Hiking

Ortelius & Plancius basecamp

Imagine standing high up on a slope, overlooking an ice-filled bay. Wind ruffles the surface of the bay, kayaks glide across it and you smile as you realize that Antarctica is everything you imagined it would be. Images of snow, ice, mountains and glaciers dominate our ideas of what we will experience on a voyage to Antarctica. We will introduce you to a new view of Antarctica! On every voyage, we will plan to offer hikes for the more active traveller. This will not happen on every excursion, however with our extensive experience in the peninsula region, we have some good hikes in mind for each voyage.

Who can do it?
Anyone can participate in our hiking program, this is largely due to our commitment to offer varied hikes dependant on what people want to do. Where possible we tailor the options to offer our contemplative walk (for those wanting to stay close to shore and not hike up slope), our mid range hike and our longer hikes. The longer hikes can range from two to three hours in duration, and may involve challengin terrian without the assistance of trails. If you are unsure about your ability to participate in any activity, please discuss your concerns with our hiking guide and opt for the most suitable option. There are always options on most excursions for shorter walks, often up to excellent viewpoints, or along a beach.

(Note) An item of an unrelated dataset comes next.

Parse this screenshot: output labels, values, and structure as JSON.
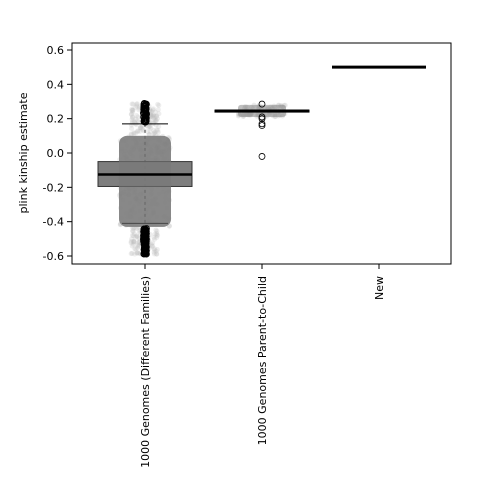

Do I need to be experienced? How physically fit do I need to be?
For the basic walks you just need to be in reasonably good shape and health. The hikes last usually somewhere between 2 and 6 hours. Keep in mind that there are no paths and that you will be travelling over fairly rugged terrain and will be taking on some hills. There are usually 1 to 3 different types of walks offered (except in the case of our sailing vessel the Noorderlicht) per landing ranging from a casual stroll to a challenging hike. In the Antarctic the longest hike takes about 2 hours while in the Arctic the longest hike can last a full day (we send you off with a packed lunch).
We do reserve the right to suggest that a passenger try another activity if it seems like they will not be able to enjoy a particular hike. This is done partly for the enjoyment of the other passengers and partly for safety concerns – if there is a health incident there is no help beyond basic first aid in the vicinity. Our experienced guides will be able to recommend a particular hike to you based on your fitness level. If you have any questions at all about your health or skills please don’t hesitate to get in touch with us, we’d be more than happy to help you sort out your concerns.

What is provided?
Although our hikes take place only in areas where we have deemed it safe to travel, our guide does carry safety equipment. We also have trekking poles onboard for your use and snowshoes to help improve your traction on slick services and deep snow.
However, you do want to bring clothing that is suitable for the changeable weather of the Polar Regions. Layers are your friend – you’re going to get hot as you work your way around the tundra and you’ll want to be able to shed a layer or two without losing a big percentage of your elemental protection. With that in mind we suggest:
* Hiking/walking poles.
* Rubber boots that are high enough to get you from the Zodiac to the shore and have a good gripping sole for the shore landings and walks. (Boots are provided on some ships).
* A waterproof bag (especially for cameras) – you’re likely to get splashed during the Zodiac ride from the ship to the shore.
* Straps for tying snowshoes onto your back or backpack.
* Ankle-high sturdy hiking boots for the actual treks and for wearing snowshoes.
* Sunblock.
* You might want gaiters (knee-high waterproof protection) to keep your lower legs dry while hiking. Sunglasses.
* A backpack (25 litres is a good size).
* Thin under-socks (to stop blistering) and thick over-socks. (Bring some dry spares as well.)
* A 1-litre water-bottle.
* Thermal under-gloves (fleece finger gloves) and warm outer-gloves or mittens (you might want a spare set of these as well).
* A turtle-neck or neck gaiter.
* A urine-collection bottle (regulations forbid leaving human waste behind in the Antarctic). Try looking for something like a wide-opening Nalgene bottle (they sell specialised versions for ladies at outdoor shops).
* Thermal underwear.
* A fleece jacket or vest.
* A down jacket or spare fleece jacket.
* A breathable (e.g. Gore-Tex) jacket and trousers.
* Trekking trousers.
* A warm fleece hat.
* Optionally, you might also want to bring along binoculars, and a Thermos bottle.
Don’t bring regular cotton clothing like t-shirts or jeans if you can avoid it because if it gets wet (either from outside moisture or sweat) it will stay wet – not a good thing in a cold environment.